Não percebi a aposta em Samuel Soares, a não ser para preparar uma eventual saída de Trubin. O jovem guarda-redes da formação ainda não me convence de ter maturidade ou segurança para tomar conta da baliza do Benfica. Se o ucraniano sair, tem de chegar novo guardião. 
Enzo esteve bem, como em algumas partidas da fase inicial da época passada. Então não manteve a consistência e caiu na mediocridade. Veremos se agora escreve uma história diferente.
De notar ainda mais uma enchente na Luz, o que demonstra a esperança dos benfiquistas numa boa temporada.
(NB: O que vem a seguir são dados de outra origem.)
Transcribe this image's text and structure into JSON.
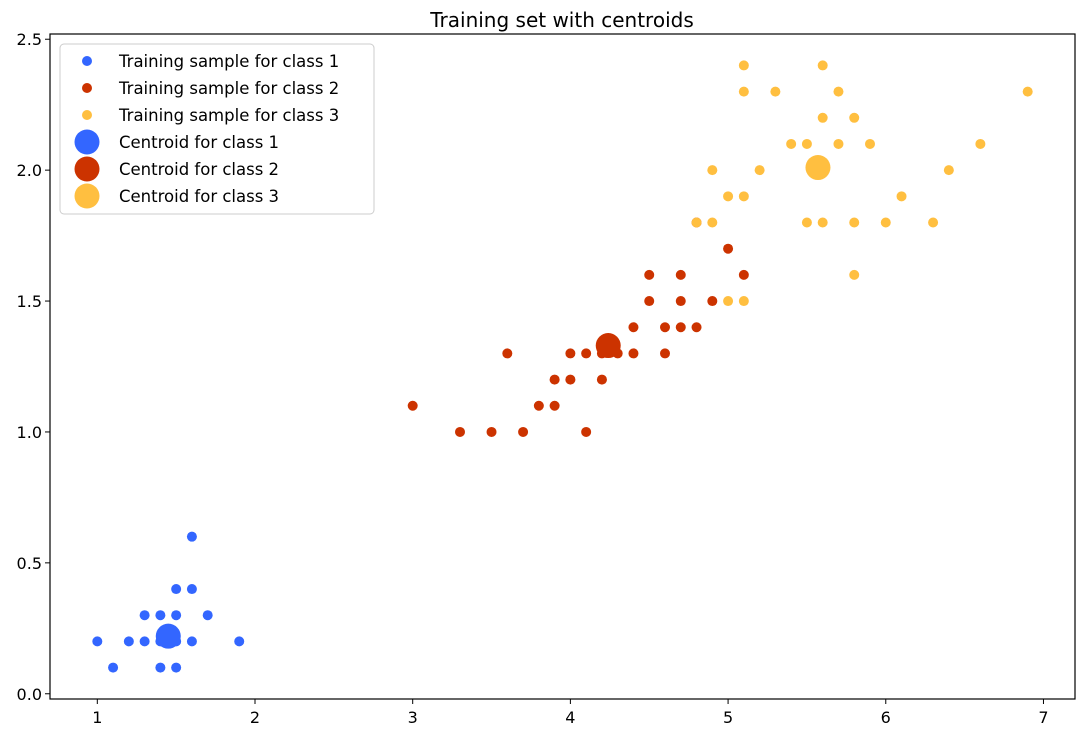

Há reforços por chegar, há jogadores ainda longe da melhor condição (Schjelderup é o caso mais flagrante), mas para já a equipa está a cumprir o que dela se espera.
Venha o campeonato. 

ONZE

Trubin, Bah, Araújo, Lenglet, Dahl, Barreiro, Rios, Prestianni, Rafa, Schjelderup e Pavlidis.

O EQUILÍBRIO

Manter Pavlidis, apesar da pressão do mercado; e trazer Palhinha, apesar da concorrência. É este o desafio que lanço ao presidente do Benfica, para que mostre a toda a gente um posicionamento de mercado que priviligia efectivamente a vertente desportiva. 
Pavlidis é, porventura, o melhor jogador deste plantel. Não me choca que venha a ter um dos salários mais altos. Não será possível contratar um ponta de lança que garanta igual rendimento por menos de 30 ou 40 milhões de euros. Por isso, há que manter e motivar o grego.
Palhinha pode ser uma contratação de luxo, de um internacional português que Marco Silva conhece bem, para uma posição carenciada. Acredito que seja difícil, mas é crucial para formar um onze equilibrado e trazer ânimo aos adeptos - dando, de caminho, uma bicada ao rival.
Falta ainda um central, que acredito esteja para breve. E um extremo, se Schjelderup sair.
Mas é nos dois PP, de Pavlidis e Palhinha, que se joga a maior fatia do mercado do Benfica. Ou, se preferirmos, são estes os casos mais simbólicos daquilo que pode ser um mercado ganhador.

...E A TAÇA LATINA?

Não me interessa muito uma contabilidade desvirtuada pelos números de uma competição menor, que consiste num único jogo - como a Supertaça, que eu ainda me lembro de ser jogada com onzes, digamos, alternativos.
Mas se é para fazer contas, então é preciso englobar também uma prova como a Taça Latina, onde o Benfica obteve a primeira grande vitória internacional de um clube português. Não vou repetir aqui amplos estudos que demonstram o carácter oficial da competição - que na altura era a única internacional envolvendo equipas da Europa ocidental. Basta consultar o palmarés do Real Madrid, o clube que provavelmente menos precisaria de acrescentar exorbitâncias ao currículo. 
Para mim, o Benfica tem 88 troféus de futebol senior masculino. E, para já, ainda nenhum emblema português tem mais.